Yesterday, the Mississippi State Department of Health used social media to sound a note of urgency.

“Hospitalizations for COVID-19 are on track toward the crisis level we saw this summer. If we don’t make changes immediately, we’ll see critical shortages of first-line care for the seriously ill and injured,” MSDH said. “We know what works: social distancing, small gatherings and masks.”

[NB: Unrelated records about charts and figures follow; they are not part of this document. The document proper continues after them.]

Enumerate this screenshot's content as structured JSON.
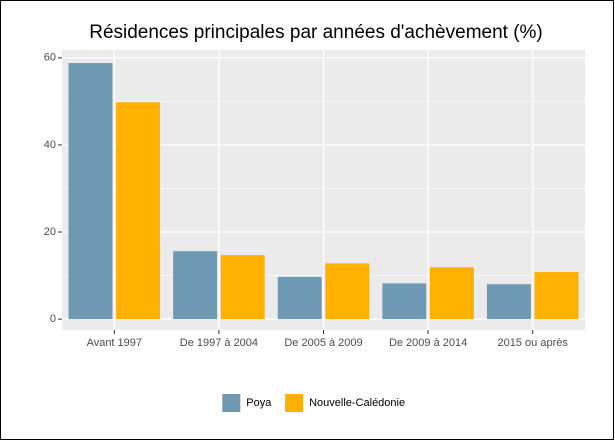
{
  "chart_data": {
    "type": "bar",
    "title": "Résidences principales par années d'achèvement (%)",
    "categories": [
      "Avant 1997",
      "De 1997 à 2004",
      "De 2005 à 2009",
      "De 2009 à 2014",
      "2015 ou après"
    ],
    "series": [
      {
        "name": "Poya",
        "color": "#6f98b2",
        "values": [
          58.8,
          15.6,
          9.7,
          8.2,
          8.0
        ]
      },
      {
        "name": "Nouvelle-Calédonie",
        "color": "#ffb000",
        "values": [
          49.8,
          14.7,
          12.8,
          11.9,
          10.8
        ]
      }
    ],
    "ylim": [
      -2.5,
      61.8
    ],
    "yticks": [
      0,
      20,
      40,
      60
    ],
    "grid": true,
    "legend": "bottom"
  }
}
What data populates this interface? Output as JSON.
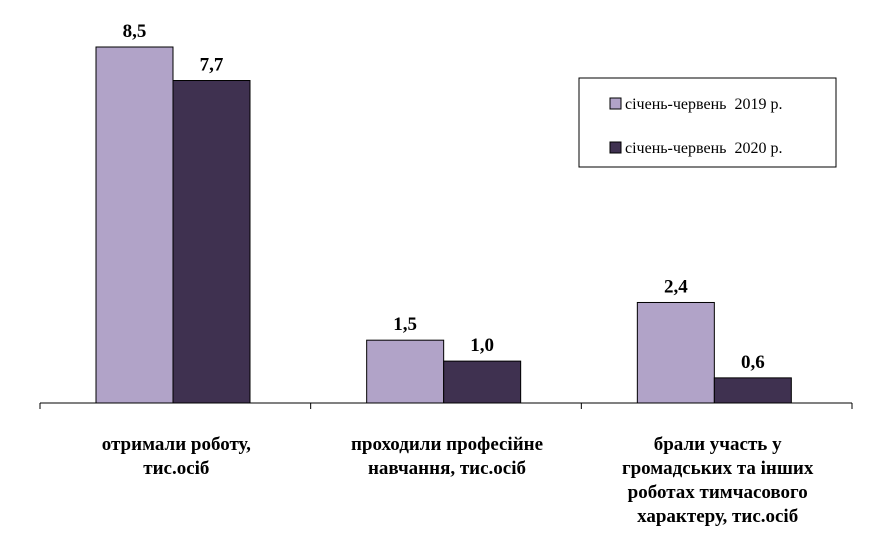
{
  "chart_data": {
    "type": "bar",
    "categories": [
      [
        "отримали роботу,",
        "тис.осіб"
      ],
      [
        "проходили професійне",
        "навчання, тис.осіб"
      ],
      [
        "брали участь у",
        "громадських та інших",
        "роботах тимчасового",
        "характеру, тис.осіб"
      ]
    ],
    "series": [
      {
        "name": "січень-червень  2019 р.",
        "values": [
          8.5,
          1.5,
          2.4
        ],
        "labels": [
          "8,5",
          "1,5",
          "2,4"
        ],
        "color": "#b1a3c8"
      },
      {
        "name": "січень-червень  2020 р.",
        "values": [
          7.7,
          1.0,
          0.6
        ],
        "labels": [
          "7,7",
          "1,0",
          "0,6"
        ],
        "color": "#3f3150"
      }
    ],
    "ylim": [
      0,
      8.5
    ],
    "legend_position": "top-right",
    "grid": false
  }
}
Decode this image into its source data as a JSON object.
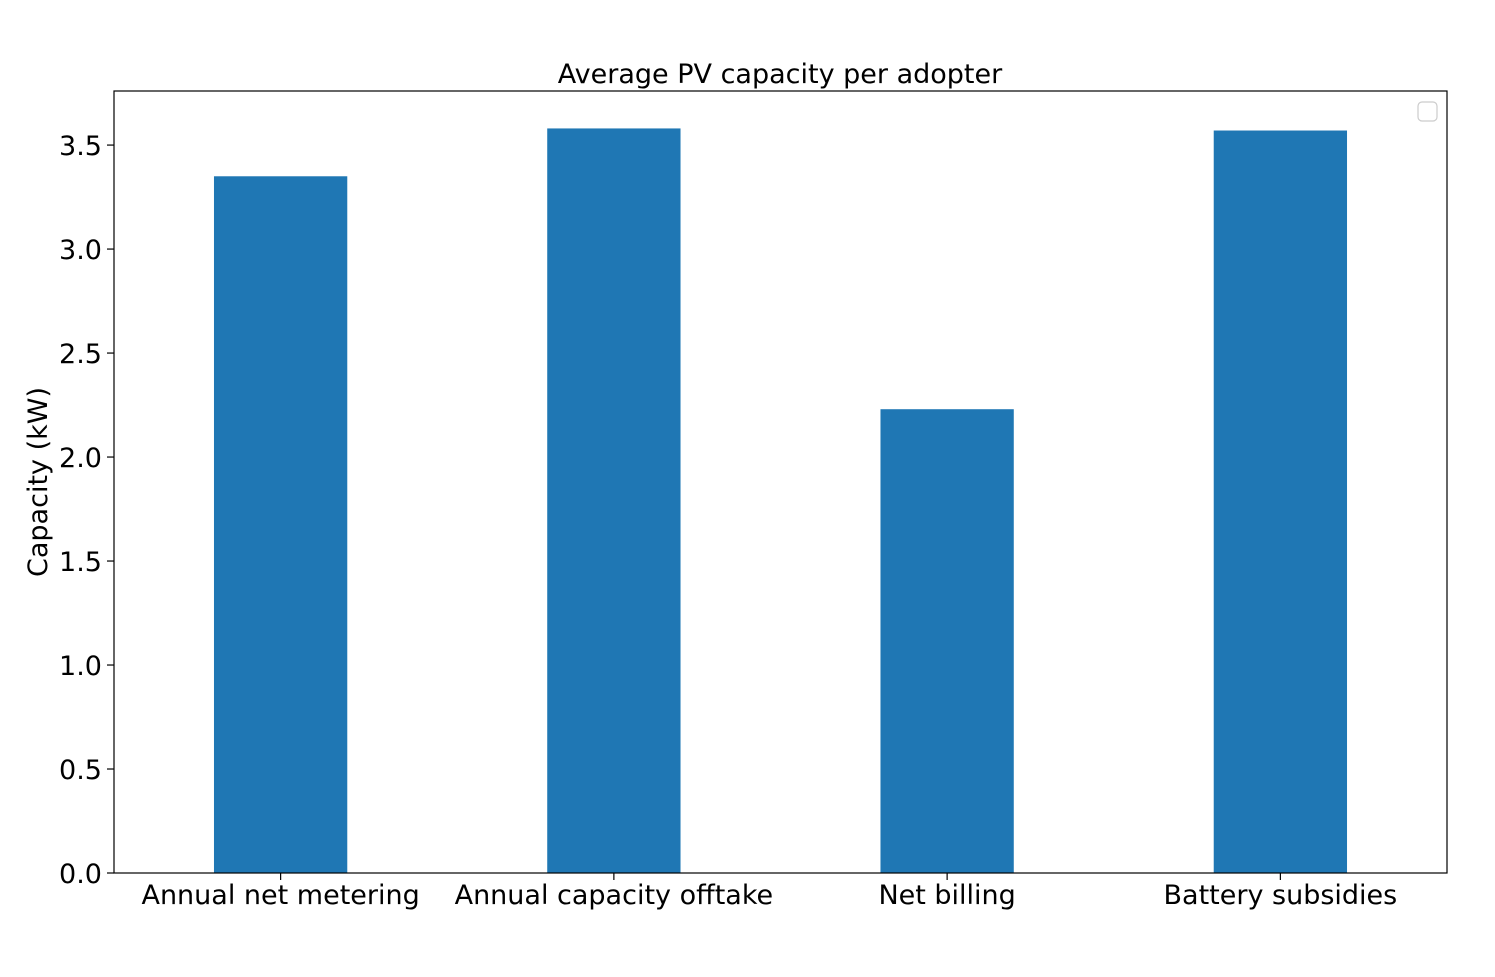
{
  "chart_data": {
    "type": "bar",
    "title": "Average PV capacity per adopter",
    "xlabel": "",
    "ylabel": "Capacity (kW)",
    "categories": [
      "Annual net metering",
      "Annual capacity offtake",
      "Net billing",
      "Battery subsidies"
    ],
    "values": [
      3.35,
      3.58,
      2.23,
      3.57
    ],
    "ylim": [
      0,
      3.76
    ],
    "yticks": [
      "0.0",
      "0.5",
      "1.0",
      "1.5",
      "2.0",
      "2.5",
      "3.0",
      "3.5"
    ],
    "grid": false,
    "legend": {
      "placement": "top-right",
      "entries": []
    },
    "colors": {
      "bar": "#1f77b4"
    }
  }
}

Dr. Douglas Chambers, a University of Southern Mississippi historian who has studied past pandemics and closely followed COVID-19 data since March in a scholarly fashion, told the Mississippi Free Press in mid-October that the data suggested the state was already entering another COVID-19 wave. 

The seven-day average for new COVID-19 cases in Mississippi had risen by the time from about 500 on the day Gov. Reeves ended the mandate to around 650. Yesterday, the seven-day average exceeded 1,000 daily cases.

Historian Douglas Chambers, who has closely studied COVID-19 data, began warning in mid-October that the state was entering a new wave of COVID-19. Photo courtesy Douglas Chambers.

Indeed, the 7-day average for new COVID-19 cases in Mississippi has doubled from about 500 on the day Gov. Reeves ended the mask mandate on Sept. 30 to more than 1,000 now.

“I am sorry that Covid has hit the governor’s family, and am praying for his daughter’s recovery,” Chambers told this publication yesterday. “Truly, no one is safe from this pandemic. The best we can do is mask up.”